You're just as sane as I am.

She thinks it like a prayer, like a hymn or a proverb. Sometimes she mouths it, she catches herself and blushes. Finishes paying for her coffee and spills all the change into the tip-jar with a satisfying clink. Mona slips into her routine, strolling around town, nodding in the general direction of familiar faces. She doesn't tense when they flinch any more.

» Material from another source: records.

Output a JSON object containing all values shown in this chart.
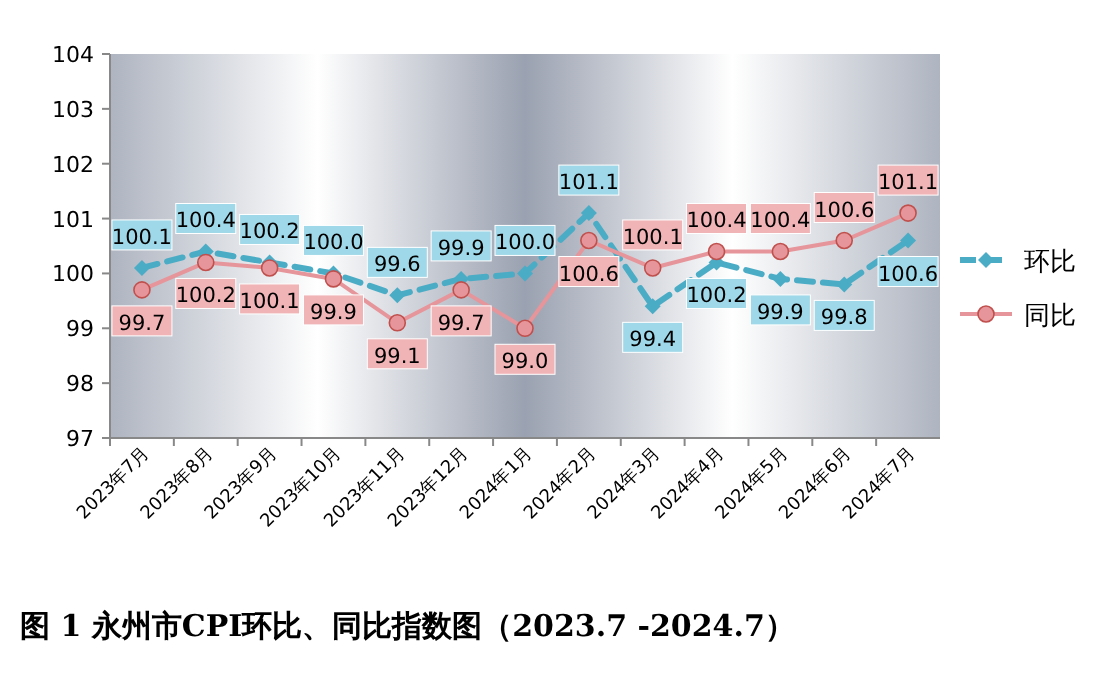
{
  "chart_data": {
    "type": "line",
    "title": "图 1  永州市CPI环比、同比指数图（2023.7 -2024.7）",
    "categories": [
      "2023年7月",
      "2023年8月",
      "2023年9月",
      "2023年10月",
      "2023年11月",
      "2023年12月",
      "2024年1月",
      "2024年2月",
      "2024年3月",
      "2024年4月",
      "2024年5月",
      "2024年6月",
      "2024年7月"
    ],
    "series": [
      {
        "name": "环比",
        "color": "#4bacc6",
        "line_style": "dashed",
        "marker": "diamond",
        "values": [
          100.1,
          100.4,
          100.2,
          100.0,
          99.6,
          99.9,
          100.0,
          101.1,
          99.4,
          100.2,
          99.9,
          99.8,
          100.6
        ],
        "value_labels": [
          "100.1",
          "100.4",
          "100.2",
          "100.0",
          "99.6",
          "99.9",
          "100.0",
          "101.1",
          "99.4",
          "100.2",
          "99.9",
          "99.8",
          "100.6"
        ]
      },
      {
        "name": "同比",
        "color": "#e6959a",
        "line_style": "solid",
        "marker": "circle",
        "values": [
          99.7,
          100.2,
          100.1,
          99.9,
          99.1,
          99.7,
          99.0,
          100.6,
          100.1,
          100.4,
          100.4,
          100.6,
          101.1
        ],
        "value_labels": [
          "99.7",
          "100.2",
          "100.1",
          "99.9",
          "99.1",
          "99.7",
          "99.0",
          "100.6",
          "100.1",
          "100.4",
          "100.4",
          "100.6",
          "101.1"
        ]
      }
    ],
    "ylim": [
      97,
      104
    ],
    "yticks": [
      97,
      98,
      99,
      100,
      101,
      102,
      103,
      104
    ],
    "legend": "right",
    "grid": false
  }
}
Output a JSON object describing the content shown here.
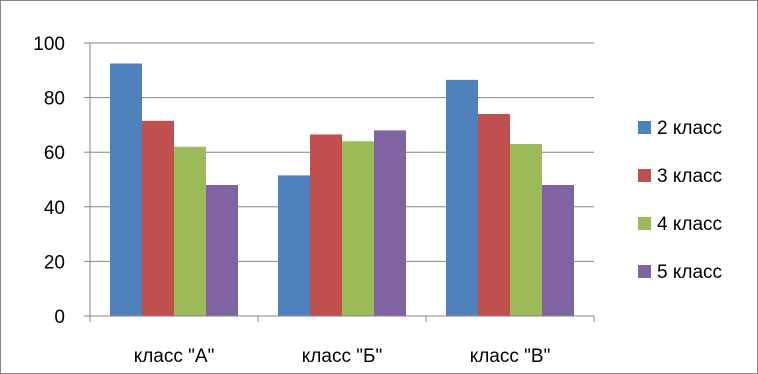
{
  "chart_data": {
    "type": "bar",
    "categories": [
      "класс \"А\"",
      "класс \"Б\"",
      "класс \"В\""
    ],
    "series": [
      {
        "name": "2 класс",
        "color": "#4F81BD",
        "values": [
          92.5,
          51.5,
          86.5
        ]
      },
      {
        "name": "3 класс",
        "color": "#C0504D",
        "values": [
          71.5,
          66.5,
          74
        ]
      },
      {
        "name": "4 класс",
        "color": "#9BBB59",
        "values": [
          62,
          64,
          63
        ]
      },
      {
        "name": "5 класс",
        "color": "#8064A2",
        "values": [
          48,
          68,
          48
        ]
      }
    ],
    "y_ticks": [
      "0",
      "20",
      "40",
      "60",
      "80",
      "100"
    ],
    "ylim": [
      0,
      100
    ],
    "grid": true,
    "legend_position": "right"
  }
}
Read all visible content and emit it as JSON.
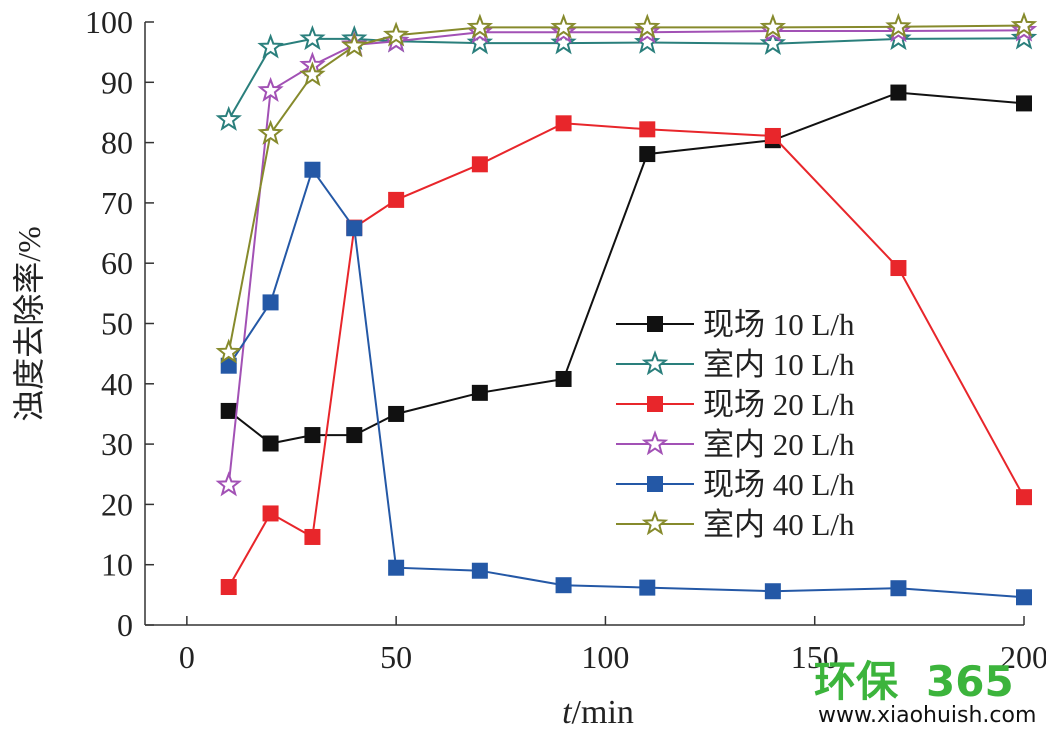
{
  "chart_data": {
    "type": "line",
    "xlabel_italic": "t",
    "xlabel_unit": "/min",
    "ylabel": "浊度去除率/%",
    "xlim": [
      -10,
      200
    ],
    "ylim": [
      0,
      100
    ],
    "x_ticks": [
      0,
      50,
      100,
      150,
      200
    ],
    "y_ticks": [
      0,
      10,
      20,
      30,
      40,
      50,
      60,
      70,
      80,
      90,
      100
    ],
    "legend_position": "center-right",
    "grid": false,
    "series": [
      {
        "name": "现场 10 L/h",
        "marker": "square",
        "color": "#111111",
        "x": [
          10,
          20,
          30,
          40,
          50,
          70,
          90,
          110,
          140,
          170,
          200
        ],
        "values": [
          35.5,
          30.1,
          31.5,
          31.5,
          35.0,
          38.5,
          40.8,
          78.1,
          80.4,
          88.3,
          86.5
        ]
      },
      {
        "name": "室内 10 L/h",
        "marker": "star",
        "color": "#2a7f7c",
        "x": [
          10,
          20,
          30,
          40,
          50,
          70,
          90,
          110,
          140,
          170,
          200
        ],
        "values": [
          83.8,
          95.8,
          97.2,
          97.2,
          96.8,
          96.5,
          96.5,
          96.6,
          96.4,
          97.2,
          97.3
        ]
      },
      {
        "name": "现场 20 L/h",
        "marker": "square",
        "color": "#e8262b",
        "x": [
          10,
          20,
          30,
          40,
          50,
          70,
          90,
          110,
          140,
          170,
          200
        ],
        "values": [
          6.3,
          18.5,
          14.6,
          65.9,
          70.5,
          76.4,
          83.2,
          82.2,
          81.1,
          59.2,
          21.2
        ]
      },
      {
        "name": "室内 20 L/h",
        "marker": "star",
        "color": "#a251b5",
        "x": [
          10,
          20,
          30,
          40,
          50,
          70,
          90,
          110,
          140,
          170,
          200
        ],
        "values": [
          23.2,
          88.6,
          92.8,
          96.2,
          96.8,
          98.3,
          98.3,
          98.3,
          98.5,
          98.5,
          98.6
        ]
      },
      {
        "name": "现场 40 L/h",
        "marker": "square",
        "color": "#2458a6",
        "x": [
          10,
          20,
          30,
          40,
          50,
          70,
          90,
          110,
          140,
          170,
          200
        ],
        "values": [
          43.0,
          53.5,
          75.5,
          65.8,
          9.5,
          9.0,
          6.6,
          6.2,
          5.6,
          6.1,
          4.6
        ]
      },
      {
        "name": "室内 40 L/h",
        "marker": "star",
        "color": "#868a2c",
        "x": [
          10,
          20,
          30,
          40,
          50,
          70,
          90,
          110,
          140,
          170,
          200
        ],
        "values": [
          45.2,
          81.5,
          91.2,
          96.0,
          97.8,
          99.1,
          99.1,
          99.1,
          99.1,
          99.2,
          99.4
        ]
      }
    ]
  },
  "watermark": {
    "text_cn": "环保",
    "text_num": "365",
    "url": "www.xiaohuish.com",
    "color_green": "#3cb43c"
  }
}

Poor Spencer, she thinks sometimes, but not a lot. She should have been stronger, smarter, she should have cared less. People were liabilities. Toys. If you forgot about the plastic and the frozen smiles you could play with them as often as you liked. Mona knew what was in store for the next few days, she knew what was in store for the next few years.

Mona always wanted to be a doll, shiny and boxed away and worth something. The price stamped onto the box for all to see. But she had braces that tore her upper lip and glasses that bumped into her nose and pimples on her back and chest. So Ali never wanted to play with her.

Looking back, she was glad to be the arm and the voice that made the dolls talk instead. Mona knew that she was sane, always knew, even in the dark and in the mirror and at Lookout point. But she could pretend. She could pretend to be crazy for the stronger arm and the louder voice.

And eventually Spencer could learn to pretend too. That's what scares her.